By Calvin at 10:30 GMT, 9 years ago
On 29th October the Independent newspaper ran a short story about how spending on crime prevention work has been reduced by £35m since 2010. Here’s the link
This shouldn’t come as any surprise since the coalition government set out to reduce public spending across the board and the police service and the ‘crime prevention’ budget for things like CCTV, better street lighting and police visits to schools weren’t going to be treated any differently. What has surprised me with this latest story a little is the sheer scale of the cut. According to The Independent report the budget has fallen from £61m in 2010 to 24.6m for 2012-13, which is a 60% reduction over the two years. Compare this with the 20% reduction in the policing budget over five years and we can see that spending on ‘crime prevention’ both within and outside the police service is getting a much bigger hit.
I’ve reported in this blog previously that ‘crime prevention’ budget cuts in the police service have been disproportionate with some forces loosing as many as 75% of its full time crime prevention staff, so this latest story seems to add to wider concerns that real spending on crime prevention across the board is losing its appeal to government.

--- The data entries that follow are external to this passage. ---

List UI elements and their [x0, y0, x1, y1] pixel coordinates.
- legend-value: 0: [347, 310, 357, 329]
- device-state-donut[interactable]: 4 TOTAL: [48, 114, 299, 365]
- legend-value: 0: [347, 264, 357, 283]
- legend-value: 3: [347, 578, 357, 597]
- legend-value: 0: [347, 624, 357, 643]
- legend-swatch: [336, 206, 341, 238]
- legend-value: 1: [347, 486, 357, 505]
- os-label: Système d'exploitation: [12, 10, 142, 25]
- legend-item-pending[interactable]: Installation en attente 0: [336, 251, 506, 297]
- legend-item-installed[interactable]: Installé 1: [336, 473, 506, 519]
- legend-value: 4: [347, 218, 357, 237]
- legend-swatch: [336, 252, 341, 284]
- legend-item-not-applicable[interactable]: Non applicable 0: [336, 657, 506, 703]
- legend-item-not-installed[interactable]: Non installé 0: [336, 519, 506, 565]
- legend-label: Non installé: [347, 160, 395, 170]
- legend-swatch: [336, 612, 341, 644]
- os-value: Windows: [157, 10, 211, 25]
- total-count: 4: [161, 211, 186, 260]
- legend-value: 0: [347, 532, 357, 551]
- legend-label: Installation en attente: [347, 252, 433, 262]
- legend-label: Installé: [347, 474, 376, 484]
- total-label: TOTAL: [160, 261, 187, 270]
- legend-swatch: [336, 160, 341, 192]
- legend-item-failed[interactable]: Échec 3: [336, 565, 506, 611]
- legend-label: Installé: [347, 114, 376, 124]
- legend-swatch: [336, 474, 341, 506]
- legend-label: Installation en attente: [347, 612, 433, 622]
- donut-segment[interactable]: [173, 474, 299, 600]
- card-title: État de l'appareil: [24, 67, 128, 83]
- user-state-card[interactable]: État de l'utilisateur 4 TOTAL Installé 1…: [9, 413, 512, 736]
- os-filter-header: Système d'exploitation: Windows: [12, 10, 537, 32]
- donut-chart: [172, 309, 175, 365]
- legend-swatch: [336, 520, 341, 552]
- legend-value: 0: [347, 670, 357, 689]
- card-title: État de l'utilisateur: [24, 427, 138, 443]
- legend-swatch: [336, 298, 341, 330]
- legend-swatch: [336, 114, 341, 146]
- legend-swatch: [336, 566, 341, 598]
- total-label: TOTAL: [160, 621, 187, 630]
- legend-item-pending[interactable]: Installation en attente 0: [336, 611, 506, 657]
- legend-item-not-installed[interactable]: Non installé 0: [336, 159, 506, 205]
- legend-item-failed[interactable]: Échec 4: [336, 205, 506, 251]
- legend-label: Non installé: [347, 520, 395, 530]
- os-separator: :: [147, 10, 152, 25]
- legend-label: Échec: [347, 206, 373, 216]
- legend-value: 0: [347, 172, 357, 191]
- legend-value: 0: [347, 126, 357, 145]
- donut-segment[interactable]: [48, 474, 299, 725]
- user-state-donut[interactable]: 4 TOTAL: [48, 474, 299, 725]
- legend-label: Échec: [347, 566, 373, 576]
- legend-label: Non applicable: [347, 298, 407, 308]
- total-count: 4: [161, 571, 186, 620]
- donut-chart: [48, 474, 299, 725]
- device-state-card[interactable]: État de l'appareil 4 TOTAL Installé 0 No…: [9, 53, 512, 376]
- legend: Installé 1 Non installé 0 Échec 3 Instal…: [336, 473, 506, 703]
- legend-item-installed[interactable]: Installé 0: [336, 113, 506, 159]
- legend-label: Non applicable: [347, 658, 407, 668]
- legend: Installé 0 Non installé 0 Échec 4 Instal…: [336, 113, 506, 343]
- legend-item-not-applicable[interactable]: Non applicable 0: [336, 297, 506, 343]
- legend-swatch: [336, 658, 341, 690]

Of course, if you’re going to reduce the crime prevention budget or dispose of the Crime Prevention Officer role now is the time to do it! Falling crime levels - at their lowest for three decades - and an economic recession hitting police budgets provide just the right excuses to make these changes. Maybe we’ll end up like the Dutch Police who ditched crime prevention entirely some seven years ago (to be picked up by the local authorities).
In December I’m attending the very last ‘former and serving’ Camden Police Crime Prevention Officers’ Xmas lunch at the usual Greek Restaurant in Camden Town. Why the last? Because 2012 has marked the departure of the last Crime Prevention Officer from the Met police (from Camden) and that person has switched off the lights.